The problem is tied to DCS’ mission statement, because they job is to provide services to and protect children from abuse and neglect. If we can reduce the amount of reports by ensuring parents have resources and tools to properly parent their children and deal with everyday life. This can potentially reduce the number of reports and cases DCS receives in the first place and eventually reduce the amount of spending and employees needed to make DCS function as it has. Cases that do need DCS’ attention after this would be handled in a manner to help put them in a place where they will be no more recurring incidences and remove the cases from the DCS system. It is a complicated and very involve process, but it can be done with the proper training, tools, resources, and policies in place.
· How might you frame the problem for the policy analysis to make the scope of it more realistic in a real-world setting?

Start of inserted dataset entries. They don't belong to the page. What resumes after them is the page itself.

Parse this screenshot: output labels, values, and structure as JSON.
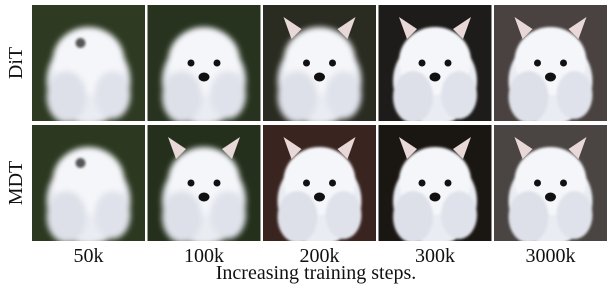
{
  "rows": [
    "DiT",
    "MDT"
  ],
  "columns": [
    "50k",
    "100k",
    "200k",
    "300k",
    "3000k"
  ],
  "caption": "Increasing training steps."
}
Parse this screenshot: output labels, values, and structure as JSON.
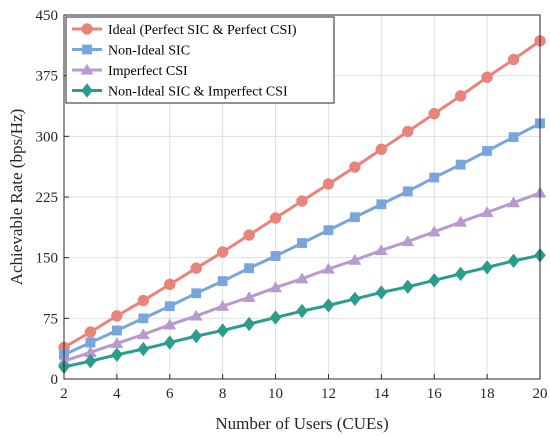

Problems such as the opioid epidemic have contributed to the increased number of families and children in the DCS case management system. If we were to focus and attack the opioid problem from the doctor prescribing the opioid, to the manufacturers, and finally to the patient taking the opioids we can come up with a solution to combat this and thus reduce the numbers that increased the caseloads of DCS due to this problem. Over reliance on a reactive system that uses child removal as the primary approach to address parental addiction will not serve Indiana or its citizens well over time (Evaluation of the Indiana Department of Child Services.). The idea is to take a proactive approach instead of a reactive approach to these problems.